Some of those younger voices came out to the meeting, and voiced their support for raising the age, adding that from first-hand experience, this is a problem in the school system. The majority of those speaking during the public comment period favored the ordinance, including one woman also working in the schools who brought in a large bag full of various vaping devices that have been confiscated in the schools to use as a visual aid. The bag was mostly comprised of JUULs, devices made by the current market leader in vape products. However, JUUL Labs supports raising the age to 21.
“We are committed to preventing youth access of JUUL products, and no young person or non-nicotine user should ever try JUUL,” JUUL Labs spokesperson Ted Kwong said in an email last month.
“We cannot fulfill our mission to provide the world’s one billion adult smokers with a true alternative to combustible cigarettes if youth use continues unabated.”
“Tobacco 21 laws have been shown to dramatically reduce youth smoking rates, which is why we strongly support raising the minimum purchase age for all tobacco products, including vapor products like JUUL, to 21 in New Hampshire,” Kwong continued in that email.
During the Monday meeting, questions concerning how the Nashua Police Department would enforce this ordinance arose, especially with towns and cities around the Gate City that have not passed similar legislation at this point. Lavoie attended the meeting and spoke to these concerns. He said it does not matter if someone purchases it legally in another town — they will not be allowed to have in Nashua. Period.
Lavoie said this is comparable to how just south of the city in Massachusetts, one can possess up to 10 ounces of marijuana for recreational purposes.
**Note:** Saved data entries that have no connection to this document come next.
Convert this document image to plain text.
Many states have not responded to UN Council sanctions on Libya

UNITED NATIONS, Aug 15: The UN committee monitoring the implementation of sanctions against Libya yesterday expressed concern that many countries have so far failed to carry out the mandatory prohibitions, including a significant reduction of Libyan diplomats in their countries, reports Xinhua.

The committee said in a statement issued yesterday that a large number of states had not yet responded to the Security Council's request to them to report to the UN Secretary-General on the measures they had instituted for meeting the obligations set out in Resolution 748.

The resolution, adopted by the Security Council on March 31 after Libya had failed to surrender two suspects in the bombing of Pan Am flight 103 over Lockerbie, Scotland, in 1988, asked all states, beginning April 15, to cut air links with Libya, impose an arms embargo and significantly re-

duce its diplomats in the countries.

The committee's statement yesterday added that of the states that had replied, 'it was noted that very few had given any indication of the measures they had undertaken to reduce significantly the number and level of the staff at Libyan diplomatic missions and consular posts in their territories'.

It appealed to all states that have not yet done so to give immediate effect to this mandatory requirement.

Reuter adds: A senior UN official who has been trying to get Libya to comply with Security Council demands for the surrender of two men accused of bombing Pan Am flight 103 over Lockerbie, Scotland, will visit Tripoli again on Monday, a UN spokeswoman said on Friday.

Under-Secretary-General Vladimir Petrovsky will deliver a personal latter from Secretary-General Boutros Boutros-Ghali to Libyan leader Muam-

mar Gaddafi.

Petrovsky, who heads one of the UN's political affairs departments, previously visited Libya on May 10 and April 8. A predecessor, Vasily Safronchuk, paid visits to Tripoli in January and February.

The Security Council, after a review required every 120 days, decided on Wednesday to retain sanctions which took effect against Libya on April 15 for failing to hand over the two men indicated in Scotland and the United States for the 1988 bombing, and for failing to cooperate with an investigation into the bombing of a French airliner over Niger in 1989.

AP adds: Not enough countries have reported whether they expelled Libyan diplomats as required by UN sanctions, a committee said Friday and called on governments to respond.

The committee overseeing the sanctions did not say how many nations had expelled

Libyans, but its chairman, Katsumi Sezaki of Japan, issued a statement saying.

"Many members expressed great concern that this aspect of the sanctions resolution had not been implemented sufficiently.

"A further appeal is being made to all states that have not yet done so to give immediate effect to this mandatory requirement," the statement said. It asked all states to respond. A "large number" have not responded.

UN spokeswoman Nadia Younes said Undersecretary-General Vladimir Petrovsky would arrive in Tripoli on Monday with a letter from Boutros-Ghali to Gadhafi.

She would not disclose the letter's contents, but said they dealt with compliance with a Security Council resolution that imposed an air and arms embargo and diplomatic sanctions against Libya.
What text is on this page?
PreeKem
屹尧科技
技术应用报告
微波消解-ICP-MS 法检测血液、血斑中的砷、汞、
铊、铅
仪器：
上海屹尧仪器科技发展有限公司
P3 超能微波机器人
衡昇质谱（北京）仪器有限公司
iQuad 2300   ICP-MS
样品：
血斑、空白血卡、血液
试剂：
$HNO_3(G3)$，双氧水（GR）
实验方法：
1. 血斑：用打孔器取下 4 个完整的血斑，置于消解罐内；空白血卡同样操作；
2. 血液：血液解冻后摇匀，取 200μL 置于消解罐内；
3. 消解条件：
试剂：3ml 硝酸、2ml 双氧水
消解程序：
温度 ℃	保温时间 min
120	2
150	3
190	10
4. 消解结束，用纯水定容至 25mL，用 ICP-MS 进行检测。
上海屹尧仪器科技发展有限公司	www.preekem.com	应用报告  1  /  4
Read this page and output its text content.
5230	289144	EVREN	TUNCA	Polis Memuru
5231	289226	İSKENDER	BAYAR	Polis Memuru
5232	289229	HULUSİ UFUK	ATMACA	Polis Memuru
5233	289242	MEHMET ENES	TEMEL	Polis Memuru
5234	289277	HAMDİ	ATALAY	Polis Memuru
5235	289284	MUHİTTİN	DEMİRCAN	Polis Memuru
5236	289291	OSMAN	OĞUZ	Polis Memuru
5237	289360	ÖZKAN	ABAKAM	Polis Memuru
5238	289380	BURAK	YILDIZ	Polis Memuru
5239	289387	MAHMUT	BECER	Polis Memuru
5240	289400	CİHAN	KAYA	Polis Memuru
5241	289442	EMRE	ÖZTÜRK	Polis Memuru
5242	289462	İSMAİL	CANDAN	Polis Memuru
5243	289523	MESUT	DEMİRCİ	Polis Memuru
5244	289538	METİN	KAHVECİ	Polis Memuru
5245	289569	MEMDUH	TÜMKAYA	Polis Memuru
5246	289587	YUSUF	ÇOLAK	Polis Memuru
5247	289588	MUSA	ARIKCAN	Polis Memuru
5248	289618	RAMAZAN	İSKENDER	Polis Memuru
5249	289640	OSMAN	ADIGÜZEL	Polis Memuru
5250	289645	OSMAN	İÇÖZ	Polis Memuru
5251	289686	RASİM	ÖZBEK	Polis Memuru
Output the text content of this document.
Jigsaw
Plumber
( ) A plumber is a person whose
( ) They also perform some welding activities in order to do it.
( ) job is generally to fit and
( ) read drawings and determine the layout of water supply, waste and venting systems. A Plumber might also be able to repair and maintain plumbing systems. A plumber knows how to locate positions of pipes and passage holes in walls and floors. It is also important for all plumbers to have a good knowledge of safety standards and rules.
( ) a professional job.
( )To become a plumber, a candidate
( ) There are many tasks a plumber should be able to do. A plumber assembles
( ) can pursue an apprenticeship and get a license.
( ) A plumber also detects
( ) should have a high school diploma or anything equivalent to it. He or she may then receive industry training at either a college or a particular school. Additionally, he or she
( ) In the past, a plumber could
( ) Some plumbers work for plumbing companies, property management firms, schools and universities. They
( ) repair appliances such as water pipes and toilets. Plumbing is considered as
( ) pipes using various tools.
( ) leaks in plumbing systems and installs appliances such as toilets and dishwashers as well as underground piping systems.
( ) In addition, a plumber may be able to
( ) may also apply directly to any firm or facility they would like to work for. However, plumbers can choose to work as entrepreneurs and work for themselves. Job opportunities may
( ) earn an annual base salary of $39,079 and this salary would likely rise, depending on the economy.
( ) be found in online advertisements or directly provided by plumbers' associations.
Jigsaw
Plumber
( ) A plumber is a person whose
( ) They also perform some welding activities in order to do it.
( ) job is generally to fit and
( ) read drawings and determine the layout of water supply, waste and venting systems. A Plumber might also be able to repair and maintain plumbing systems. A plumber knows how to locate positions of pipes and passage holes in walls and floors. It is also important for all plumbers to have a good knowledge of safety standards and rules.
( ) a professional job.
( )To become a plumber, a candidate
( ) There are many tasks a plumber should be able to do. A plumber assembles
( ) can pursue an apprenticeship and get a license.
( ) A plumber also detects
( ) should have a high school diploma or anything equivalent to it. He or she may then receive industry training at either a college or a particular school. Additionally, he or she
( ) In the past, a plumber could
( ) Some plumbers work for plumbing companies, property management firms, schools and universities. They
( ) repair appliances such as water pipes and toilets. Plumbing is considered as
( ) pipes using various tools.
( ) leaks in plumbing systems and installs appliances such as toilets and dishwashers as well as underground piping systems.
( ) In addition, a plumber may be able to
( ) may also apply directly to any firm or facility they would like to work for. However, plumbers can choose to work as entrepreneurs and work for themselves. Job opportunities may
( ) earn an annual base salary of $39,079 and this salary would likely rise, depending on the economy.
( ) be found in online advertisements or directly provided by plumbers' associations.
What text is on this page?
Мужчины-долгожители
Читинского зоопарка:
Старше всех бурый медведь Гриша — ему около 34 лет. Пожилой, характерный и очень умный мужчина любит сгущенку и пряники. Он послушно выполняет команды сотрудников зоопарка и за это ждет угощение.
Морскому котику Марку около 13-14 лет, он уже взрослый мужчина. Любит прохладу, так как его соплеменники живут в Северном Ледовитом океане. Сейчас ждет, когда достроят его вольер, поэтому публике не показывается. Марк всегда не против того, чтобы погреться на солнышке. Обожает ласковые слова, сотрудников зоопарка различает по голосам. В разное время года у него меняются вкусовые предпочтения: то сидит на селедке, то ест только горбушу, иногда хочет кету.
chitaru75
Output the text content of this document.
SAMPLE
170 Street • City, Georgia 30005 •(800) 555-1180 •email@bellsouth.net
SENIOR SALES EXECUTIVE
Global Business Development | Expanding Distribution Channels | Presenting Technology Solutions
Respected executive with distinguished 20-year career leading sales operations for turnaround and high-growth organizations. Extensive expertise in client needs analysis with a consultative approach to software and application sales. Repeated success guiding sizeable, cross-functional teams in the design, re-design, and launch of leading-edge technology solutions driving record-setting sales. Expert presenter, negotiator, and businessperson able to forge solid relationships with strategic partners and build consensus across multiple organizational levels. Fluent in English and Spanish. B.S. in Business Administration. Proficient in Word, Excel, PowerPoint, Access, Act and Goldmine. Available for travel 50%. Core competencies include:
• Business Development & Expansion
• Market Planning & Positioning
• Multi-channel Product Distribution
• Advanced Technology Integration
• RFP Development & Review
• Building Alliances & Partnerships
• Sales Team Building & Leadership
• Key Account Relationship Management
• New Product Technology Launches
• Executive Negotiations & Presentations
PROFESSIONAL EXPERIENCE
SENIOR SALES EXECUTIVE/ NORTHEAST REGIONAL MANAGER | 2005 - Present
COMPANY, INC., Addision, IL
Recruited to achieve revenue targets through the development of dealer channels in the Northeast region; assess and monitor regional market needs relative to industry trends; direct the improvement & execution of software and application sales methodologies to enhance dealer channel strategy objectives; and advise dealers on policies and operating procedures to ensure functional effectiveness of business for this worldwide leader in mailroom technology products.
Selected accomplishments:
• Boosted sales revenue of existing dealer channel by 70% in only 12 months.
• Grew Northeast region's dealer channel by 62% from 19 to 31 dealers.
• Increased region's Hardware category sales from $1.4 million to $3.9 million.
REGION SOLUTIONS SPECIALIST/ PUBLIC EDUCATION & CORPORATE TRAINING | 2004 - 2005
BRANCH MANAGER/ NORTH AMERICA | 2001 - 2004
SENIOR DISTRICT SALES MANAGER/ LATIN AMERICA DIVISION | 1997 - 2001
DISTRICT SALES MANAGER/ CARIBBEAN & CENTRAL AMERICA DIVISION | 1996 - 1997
However, crossing the border into New Hampshire can result in a crime that can cause the same person to be arrested.
He said the department has the human resources to enforce this ordinance.
Lavoie said he does not want his officers seeing someone who appears to be under 21 and going after them, but also said he can address that concern within his department. Also, in the event that someone under 21 drove through the city and was stopped by an officer with a pack of cigarettes on the seat, for example, Lavoie said that would then be a secondary offense.
Board of Aldermen President Lori Wilshire said she is unsure how she will vote when the ordinance comes back before the full board. Wilshire said she does believe the city is taking away individual rights if this passes.
“But when I heard people in the audience talking about kids in school, it kind of sways my decision a little bit,” Wilshire said. “So, I don’t know how I’m going to come down on this one.”